Ma allora, cosa non funziona in Italia?
Nella stessa legge che tutela il diritto all’aborto esistono articoli che tutelano il diritto dei medici a non praticarlo.
Tale diritto si espleta però esclusivamente nel non praticare l’intervento, mentre è obbligatorio per i medici dare assistenza prima e dopo l’intervento; se non lo fanno incorrono nel reato di rifiuto di atti d’ufficio.
Il dibattito si è riacceso di recente con i nuovi metodi abortivi meno invasivi e non chirurgici, possibili entro le prime 10 settimane, attraverso il farmaco mifepristone, o pillola abortiva (insomma, la RU484).
Al netto del tentativo di divieto – per fortuna fallito – del suo utilizzo nel 2005 da parte di forze politiche vicine al Vaticano, la presenza, in alcune regioni, di un numero esorbitante di obiettori in ospedali e farmacie mettono le donne in serie difficoltà. Ecco alcuni dati (allarmanti) della concentrazione di medici obiettori in ogni regione.
Ci sono troppi casi in cui si manifesta anche la non volontà di personale medico di prestare assistenza nella fase di espulsione dell’embrione (c.d. di secondamento) successiva all’assunzione del farmaco RU 484 e al ricovero (comunque obbligatorio).
Tanto che la Cassazione ha dovuto chiaramente escludere la possibilità di sollevare obiezione di coscienza nella fase di secondamento in quanto attività di assistenza successiva rispetto all’intervento di interruzione della gravidanza.

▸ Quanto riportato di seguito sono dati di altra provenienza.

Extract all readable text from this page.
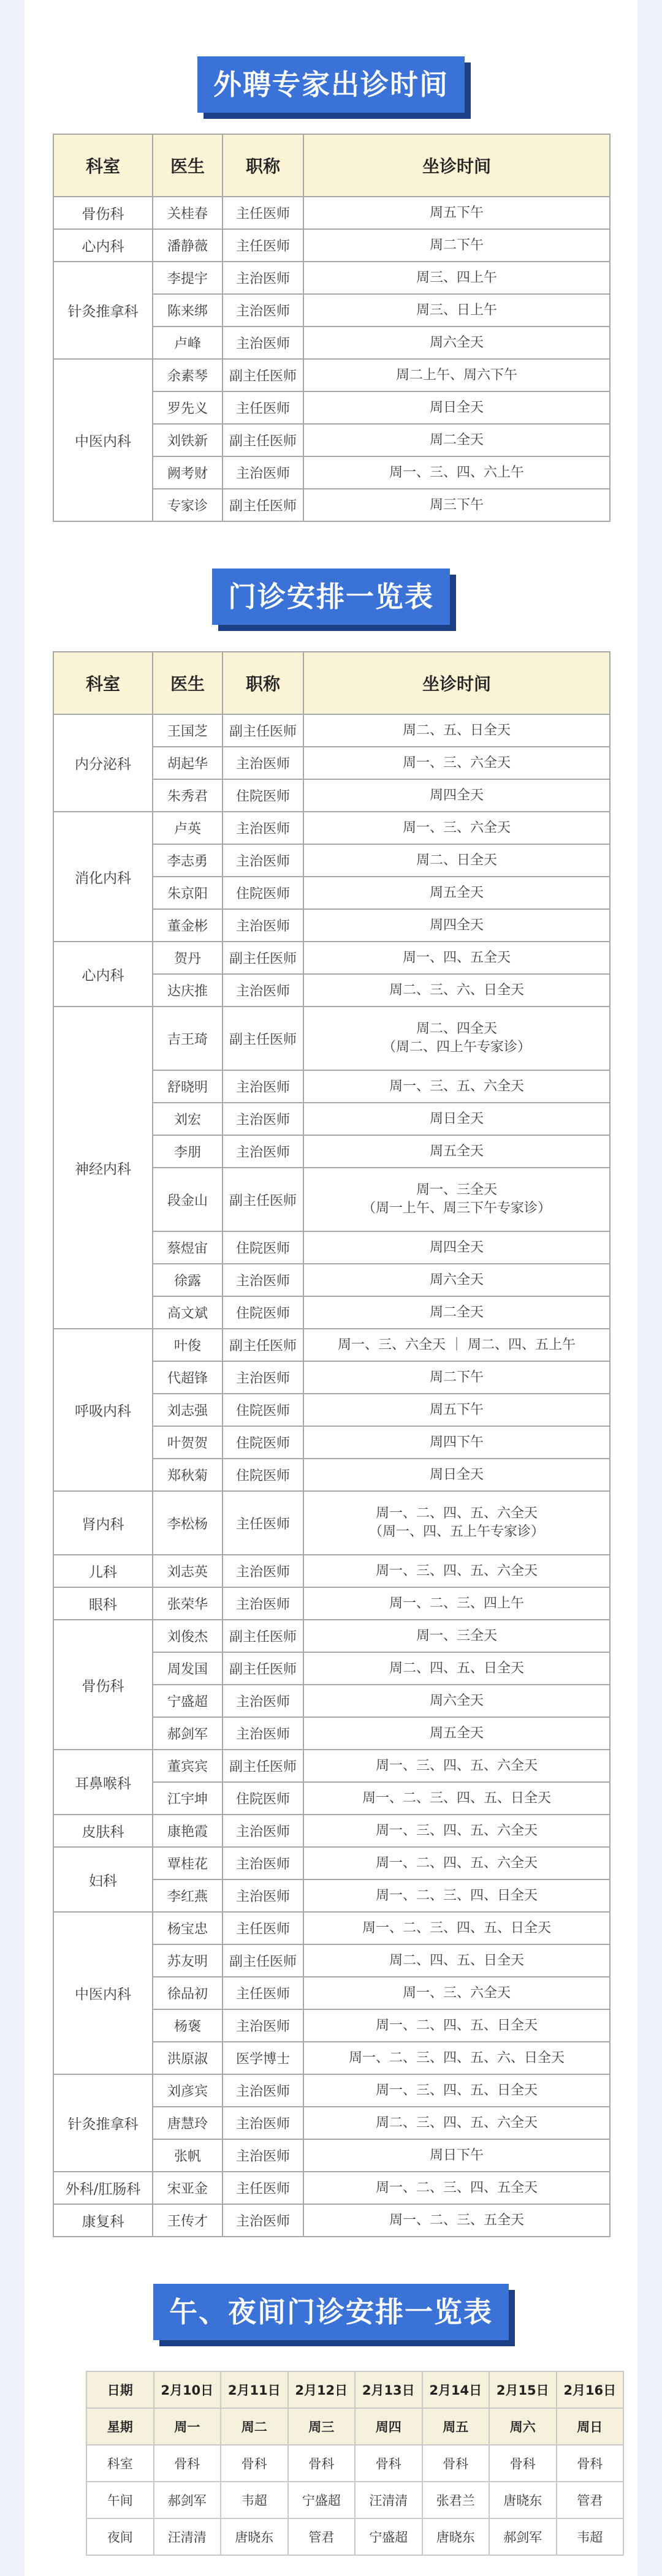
外聘专家出诊时间
科室	医生	职称	坐诊时间
骨伤科	关桂春	主任医师	周五下午

心内科	潘静薇	主任医师	周二下午

针灸推拿科	李提宇	主治医师	周三、四上午

	陈来绑	主治医师	周三、日上午

	卢峰	主治医师	周六全天

中医内科	余素琴	副主任医师	周二上午、周六下午

	罗先义	主任医师	周日全天

	刘铁新	副主任医师	周二全天

	阙考财	主治医师	周一、三、四、六上午

	专家诊	副主任医师	周三下午
门诊安排一览表
科室	医生	职称	坐诊时间
内分泌科	王国芝	副主任医师	周二、五、日全天

	胡起华	主治医师	周一、三、六全天

	朱秀君	住院医师	周四全天

消化内科	卢英	主治医师	周一、三、六全天

	李志勇	主治医师	周二、日全天

	朱京阳	住院医师	周五全天

	董金彬	主治医师	周四全天

心内科	贺丹	副主任医师	周一、四、五全天

	达庆推	主治医师	周二、三、六、日全天

神经内科	吉王琦	副主任医师	周二、四全天
（周二、四上午专家诊）

	舒晓明	主治医师	周一、三、五、六全天

	刘宏	主治医师	周日全天

	李朋	主治医师	周五全天

	段金山	副主任医师	周一、三全天
（周一上午、周三下午专家诊）

	蔡煜宙	住院医师	周四全天

	徐露	主治医师	周六全天

	高文斌	住院医师	周二全天

呼吸内科	叶俊	副主任医师	周一、三、六全天 ｜ 周二、四、五上午

	代超锋	主治医师	周二下午

	刘志强	住院医师	周五下午

	叶贺贺	住院医师	周四下午

	郑秋菊	住院医师	周日全天

肾内科	李松杨	主任医师	周一、二、四、五、六全天
（周一、四、五上午专家诊）

儿科	刘志英	主治医师	周一、三、四、五、六全天

眼科	张荣华	主治医师	周一、二、三、四上午

骨伤科	刘俊杰	副主任医师	周一、三全天

	周发国	副主任医师	周二、四、五、日全天

	宁盛超	主治医师	周六全天

	郝剑军	主治医师	周五全天

耳鼻喉科	董宾宾	副主任医师	周一、三、四、五、六全天

	江宇坤	住院医师	周一、二、三、四、五、日全天

皮肤科	康艳霞	主治医师	周一、三、四、五、六全天

妇科	覃桂花	主治医师	周一、二、四、五、六全天

	李红燕	主治医师	周一、二、三、四、日全天

中医内科	杨宝忠	主任医师	周一、二、三、四、五、日全天

	苏友明	副主任医师	周二、四、五、日全天

	徐品初	主任医师	周一、三、六全天

	杨褒	主治医师	周一、二、四、五、日全天

	洪原淑	医学博士	周一、二、三、四、五、六、日全天

针灸推拿科	刘彦宾	主治医师	周一、三、四、五、日全天

	唐慧玲	主治医师	周二、三、四、五、六全天

	张帆	主治医师	周日下午

外科/肛肠科	宋亚金	主任医师	周一、二、三、四、五全天

康复科	王传才	主治医师	周一、二、三、五全天
午、夜间门诊安排一览表
日期	2月10日	2月11日	2月12日	2月13日	2月14日	2月15日	2月16日
星期	周一	周二	周三	周四	周五	周六	周日
科室	骨科	骨科	骨科	骨科	骨科	骨科	骨科
午间	郝剑军	韦超	宁盛超	汪清清	张君兰	唐晓东	管君
夜间	汪清清	唐晓东	管君	宁盛超	唐晓东	郝剑军	韦超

(Nota a Cass. pen., Sez. VI, 27.11.2012 (dep. 2.4.2013), n. 14979, Pres. de Roberto, Est. Fidelbo).
Sul fatto che siamo in un paese in cui i primari e i medici vengono spostati come pedine politiche e nella politica ci sono ancora molti ambienti anti abortisti, creeremo un trattato a parte.
In quali paesi l’aborto è reato
La cosa che ci deve prima di tutto stupire quando guardiano alla lista dei paesi in cui l’aborto è reato, è che ce ne sono sempre troppi in cui questo diritto non è più garantito, laddove in precedenza lo era.

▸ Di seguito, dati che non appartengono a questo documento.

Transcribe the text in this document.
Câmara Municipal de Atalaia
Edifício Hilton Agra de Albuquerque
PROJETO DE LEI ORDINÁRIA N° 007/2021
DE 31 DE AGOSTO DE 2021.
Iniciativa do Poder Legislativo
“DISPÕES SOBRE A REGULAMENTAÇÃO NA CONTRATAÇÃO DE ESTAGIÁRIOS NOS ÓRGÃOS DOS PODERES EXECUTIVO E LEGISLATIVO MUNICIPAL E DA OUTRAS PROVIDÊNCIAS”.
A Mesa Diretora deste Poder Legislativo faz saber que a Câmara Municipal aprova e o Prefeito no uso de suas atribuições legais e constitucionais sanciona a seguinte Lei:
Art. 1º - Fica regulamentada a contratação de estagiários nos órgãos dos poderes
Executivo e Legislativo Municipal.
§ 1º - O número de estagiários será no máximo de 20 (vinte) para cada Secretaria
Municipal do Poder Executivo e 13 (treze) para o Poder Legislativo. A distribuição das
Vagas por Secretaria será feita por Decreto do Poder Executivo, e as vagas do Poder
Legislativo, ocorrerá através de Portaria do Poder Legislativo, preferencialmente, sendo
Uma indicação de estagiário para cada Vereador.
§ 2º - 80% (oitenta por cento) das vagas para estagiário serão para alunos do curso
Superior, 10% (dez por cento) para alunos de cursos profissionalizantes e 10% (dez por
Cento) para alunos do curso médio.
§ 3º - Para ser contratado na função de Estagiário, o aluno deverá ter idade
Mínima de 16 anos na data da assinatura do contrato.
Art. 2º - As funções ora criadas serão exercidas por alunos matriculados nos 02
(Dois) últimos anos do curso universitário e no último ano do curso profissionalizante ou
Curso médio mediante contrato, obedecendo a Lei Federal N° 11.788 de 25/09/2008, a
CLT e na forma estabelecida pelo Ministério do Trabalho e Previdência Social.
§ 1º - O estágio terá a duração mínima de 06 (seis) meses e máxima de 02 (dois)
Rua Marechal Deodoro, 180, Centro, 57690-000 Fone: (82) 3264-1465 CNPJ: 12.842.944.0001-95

Si tratta di un campo sul quale pare sia universalmente consentito fare passi indietro.
Davvero difficile è trovare un paese in cui un governo garantisce una diminuzione dell’orario di lavoro o un aumento del salario minino, e il successivo governo, sempre in regime democratico, lo elimini. Invece sul corpo della donna e sul potenziale generativo della stessa, il valzer dei passi avanti e passi indietro sembra essere un dato certo.

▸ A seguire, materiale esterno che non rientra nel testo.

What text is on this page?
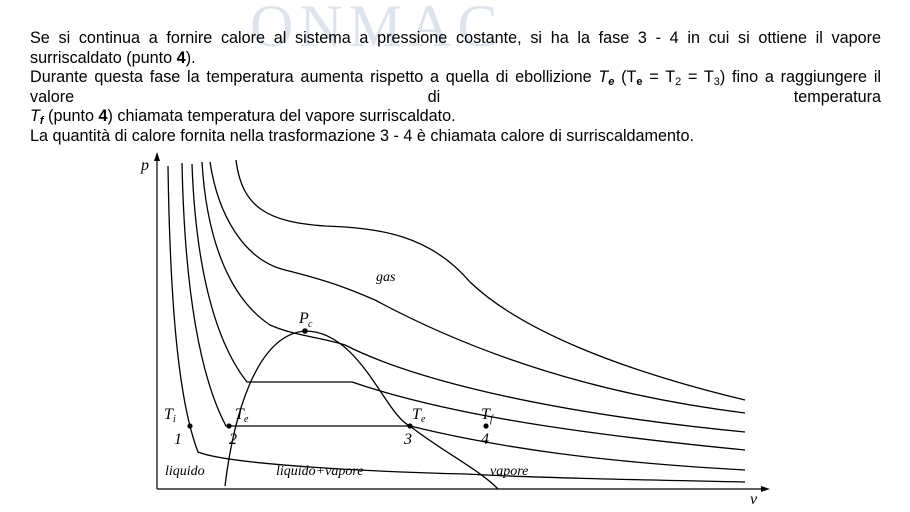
ONMAC

Se si continua a fornire calore al sistema a pressione costante, si ha la fase 3 - 4 in cui si ottiene il vapore surriscaldato (punto 4).

Durante questa fase la temperatura aumenta rispetto a quella di ebollizione $T_e$ $(T_e = T_2 = T_3)$ fino a raggiungere il valore di temperatura

$T_f$ (punto 4) chiamata temperatura del vapore surriscaldato.

La quantità di calore fornita nella trasformazione 3 - 4 è chiamata calore di surriscaldamento.

p
v
gas
P c
T i	T e	T e	T f
1	2	3	4
liquido	liquido+vapore	vapore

I paesi in cui la scelta dell’IVG ha subito negli ultimi anni fortissime restrizioni sono tantissimi, tra cui Polonia, Irlanda, Turchia e Tunisia (IVG consentita solo entro le prime 10 settimane e con il consenso del marito), diversi stati degli USA.
I paesi in cui l’aborto è vietato sono Liechtenstein, Malta, India, Alabama, tutti i paesi dell’America Centrale ad eccezione di Cuba (sempre vietato in Nicaragua e Honduras, consentito solo in caso di rischio vita in Messico e Guatemala). Fino allo scorso settembre l’aborto era illegale anche a San Marino. Finalmente il parlamento sta lavorando alla nuova legge, a seguito del referendum dello scorso settembre.
Nel Sud America… faccio prima a dirvi dove l’aborto è legale: Argentina, Uruguay e Guyana Francese.
Diceva Simone de Beauvoir
“Non dimenticate mai che basterà una crisi politica, economica o religiosa affinché i diritti delle donne siano messi in discussione. Questi diritti non sono mai acquisiti. Dovrete stare attente
alla vostra vita.”
Perché sì, al netto del garantito valore sociale della maternità, è della nostra vita che si sta parlando.